Scottish Fiscal Commission forecasts slow growth

Written by Tom Freeman on 31 May 2018 in News

Productivity growth in 2018 has been revised down from 0.5 per cent to 0.2 per cent, while real wages are now anticipated to fall by 0.5 per cent during 2018

Derek Mackay's budget - Scottish Parliament

Scotland’s economy will experience slower growth than expected, according to the latest forecasts from the Scottish Fiscal Commission (SFC).

The independent forecaster said the outlook “remains subdued” but revised down its growth predictions for GDP, productivity and wages, which will impact on income tax revenue.

The Scottish Government acknowledged the figures were “challenging” but blamed ongoing economic policy at Westminster.

Productivity growth in 2018 has been revised down from 0.5 per cent to 0.2 per cent, while real wages are now anticipated to fall by 0.5 per cent during 2018, before gradually levelling off in 2019 and starting to grow slowly from 2020.

While Brexit uncertainty continues, the Commission “broadly expects both the uncertainty created by the UK-EU negotiation and the final settlement to impact negatively on the Scottish economy over the next five years”.

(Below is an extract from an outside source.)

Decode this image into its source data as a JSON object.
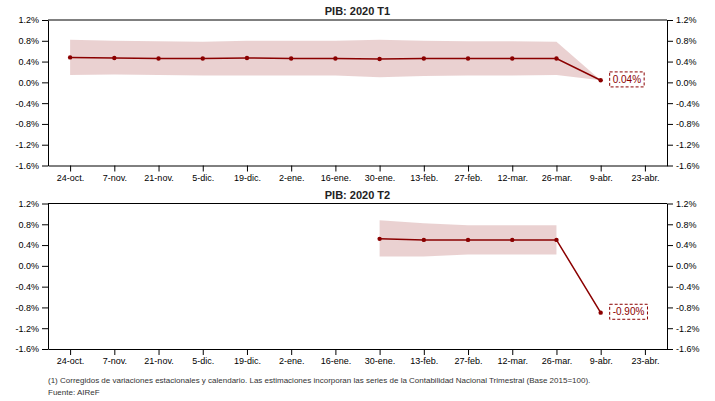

While the overall population of Scotland is expected to increase, the SFC predicts the working-age population will shrink from this year. This is in contrast to an expected growth in the 16-64 population in the UK as a whole.

Finance Secretary Derek Mackay reported the figures to MSPs as part of his Medium Term Financial Strategy statement in the Scottish Parliament.

“We want to grow the economy, invest in public services and give the taxpayers of Scotland the best deal anywhere in the UK. We have set out our key social and economic policies, and despite the challenges ahead of us, we can be trusted to keep on delivering for Scotland,” he said.

But Scottish Conservative shadow finance secretary Murdo Fraser said the figures were proof the SNP was “unfit” to run the economy.

“The consequences of tax hikes, poor growth and low productivity look set to cost public finances hundreds of millions of pounds,” he said.

“Not only is this bleak news for the future, it also leaves an immediate hole in Scotland’s budget of more than £200 million.

“Unless the SNP government sorts this out, the consequences could be even deeper cuts to public services.”

Scottish Labour’s finance spokesperson James Kelly and Liberal Democrat leader Willie Rennie described the report as “grim”.

Kelly said: “SNP Finance Secretary Derek Mackay needs to stop promoting another divisive referendum and start taxing millionaires rather than punishing Scottish communities.”

Rennie said: “The real world impact of this adjusted forecast is less money for our schools, our hospitals and our police service.

“Today the Finance Secretary tried every trick in the book to avoid answering but the public now know it has been a decade of economic mismanagement.”